3D mesh denoising is a crucial pre-processing step in many graphics applications. However, existing data-driven mesh denoising models, primarily trained on synthetic white noise, are less effective when applied to real-world meshes with the noise of complex intensities and distributions. Moreover, how to comprehensively capture information from input meshes and apply suitable denoising models for feature-preserving mesh denoising remains a critical and unresolved challenge. This paper presents a rotation-Equivariant model-based Mesh Denoising (EMD) model and a Realistic Mesh Noise Generation (RMNG) model to address these issues. Our EMD model leverages rotation-equivariant features and self-attention weights of geodesic patches for more effective feature extraction, thereby achieving SOTA denoising results.

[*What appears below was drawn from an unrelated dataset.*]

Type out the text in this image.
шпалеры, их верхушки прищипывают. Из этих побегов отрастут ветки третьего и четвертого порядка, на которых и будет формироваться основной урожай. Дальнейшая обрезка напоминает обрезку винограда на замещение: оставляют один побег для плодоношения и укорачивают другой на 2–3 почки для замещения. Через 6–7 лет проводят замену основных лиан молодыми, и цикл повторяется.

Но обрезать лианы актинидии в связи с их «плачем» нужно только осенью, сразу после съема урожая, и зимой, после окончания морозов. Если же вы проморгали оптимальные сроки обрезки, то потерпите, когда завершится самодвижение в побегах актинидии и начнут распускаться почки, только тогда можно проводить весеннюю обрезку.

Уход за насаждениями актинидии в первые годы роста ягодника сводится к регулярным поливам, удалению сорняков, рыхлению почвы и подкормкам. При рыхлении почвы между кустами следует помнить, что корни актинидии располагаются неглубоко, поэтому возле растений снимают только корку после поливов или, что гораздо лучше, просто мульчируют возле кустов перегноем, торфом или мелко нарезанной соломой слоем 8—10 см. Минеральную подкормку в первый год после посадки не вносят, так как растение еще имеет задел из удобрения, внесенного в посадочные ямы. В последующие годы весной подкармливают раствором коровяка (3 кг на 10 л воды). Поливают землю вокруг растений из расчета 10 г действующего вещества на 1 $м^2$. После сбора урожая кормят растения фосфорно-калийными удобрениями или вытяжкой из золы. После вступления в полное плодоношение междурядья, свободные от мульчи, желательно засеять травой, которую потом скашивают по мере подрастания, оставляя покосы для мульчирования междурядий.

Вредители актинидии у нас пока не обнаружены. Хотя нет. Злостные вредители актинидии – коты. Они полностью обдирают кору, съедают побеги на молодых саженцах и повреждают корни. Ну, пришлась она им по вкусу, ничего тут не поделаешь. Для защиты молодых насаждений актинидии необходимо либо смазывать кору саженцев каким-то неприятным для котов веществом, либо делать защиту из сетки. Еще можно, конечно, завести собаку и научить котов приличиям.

The RMNG model, based on the Generative Adversarial Networks (GANs) architecture, generates massive amounts of realistic noisy and noiseless mesh pairs data for data-driven mesh denoising model training, significantly benefiting real-world denoising tasks. To address the smooth degradation and loss of sharp edges commonly observed in captured meshes, we further introduce varying levels of Laplacian smoothing to input meshes during the paired training data generation, endowing the trained denoising model with feature recovery capabilities. Experimental results demonstrate the superior performance of our proposed method in preserving fine-grained features while removing noise on real-world captured meshes.